- Born: Gdańsk
- Education: Academy of Music in Gdansk, Berlin University of the Arts
- Occupation: Classical mezzo-soprano
- Spouse: Winfried Petzold
- Awards: International Bach Competition

= Bogna Bartosz =

Polish classical mezzo-soprano and alto

Bogna Bartosz is a Polish-German classical mezzo-soprano and alto. She lives in Berlin.

==Life and career==
Bartosz was born in Gdańsk. She studied voice at the Academy of Music in Gdansk and graduated with distinction. She then studied at the Berlin University of the Arts with Ingrid Figur and in master-classes with Aribert Reimann, Adele Stolte and Anna Reynolds.

As a Baroque specialist she has worked with Philippe Herreweghe, Musica Antiqua Köln and Ton Koopman, taking part in his project to record the complete vocal works of Johann Sebastian Bach with the Amsterdam Baroque Orchestra & Choir. She is also involved in the project Dieterich Buxtehude – Opera Omnia of the same ensemble to record the complete works of Dieterich Buxtehude.

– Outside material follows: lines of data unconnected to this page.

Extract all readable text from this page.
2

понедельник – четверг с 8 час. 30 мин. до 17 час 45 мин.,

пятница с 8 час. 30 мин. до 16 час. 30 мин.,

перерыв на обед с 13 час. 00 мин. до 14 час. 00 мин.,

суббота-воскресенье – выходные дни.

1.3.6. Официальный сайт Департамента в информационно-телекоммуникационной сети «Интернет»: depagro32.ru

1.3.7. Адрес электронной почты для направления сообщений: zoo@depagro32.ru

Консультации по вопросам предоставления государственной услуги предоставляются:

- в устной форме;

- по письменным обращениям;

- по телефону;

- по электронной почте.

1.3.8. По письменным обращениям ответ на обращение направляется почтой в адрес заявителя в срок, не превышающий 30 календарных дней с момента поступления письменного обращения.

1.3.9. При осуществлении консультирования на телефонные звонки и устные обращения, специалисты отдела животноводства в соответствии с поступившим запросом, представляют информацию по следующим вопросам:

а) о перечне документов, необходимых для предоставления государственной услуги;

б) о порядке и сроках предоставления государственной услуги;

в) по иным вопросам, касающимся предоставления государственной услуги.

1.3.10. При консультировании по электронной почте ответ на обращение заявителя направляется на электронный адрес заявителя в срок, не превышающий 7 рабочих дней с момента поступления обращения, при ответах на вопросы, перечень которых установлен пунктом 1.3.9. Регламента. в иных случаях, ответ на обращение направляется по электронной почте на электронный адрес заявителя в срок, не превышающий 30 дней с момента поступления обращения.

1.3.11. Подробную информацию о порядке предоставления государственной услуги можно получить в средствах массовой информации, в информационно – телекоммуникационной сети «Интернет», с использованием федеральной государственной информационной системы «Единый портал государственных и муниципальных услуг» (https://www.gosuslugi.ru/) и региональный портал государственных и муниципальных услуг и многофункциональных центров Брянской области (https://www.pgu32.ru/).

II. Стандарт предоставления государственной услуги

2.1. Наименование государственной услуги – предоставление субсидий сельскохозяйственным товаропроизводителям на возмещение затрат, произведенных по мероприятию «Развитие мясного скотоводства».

She has performed with orchestras such as the Leipzig Gewandhaus Orchestra, Israel Chamber Orchestra Tel Aviv and Japan Philharmonic Orchestra under conductors such as Moshe Atzmon, Enoch zu Guttenberg, Krzysztof Penderecki and Helmuth Rilling.

In 1992, Bartosz was awarded 1st Prize for singing at the International Bach Competition of Leipzig.

Bartosz is married to the German conductor Winfried Petzold.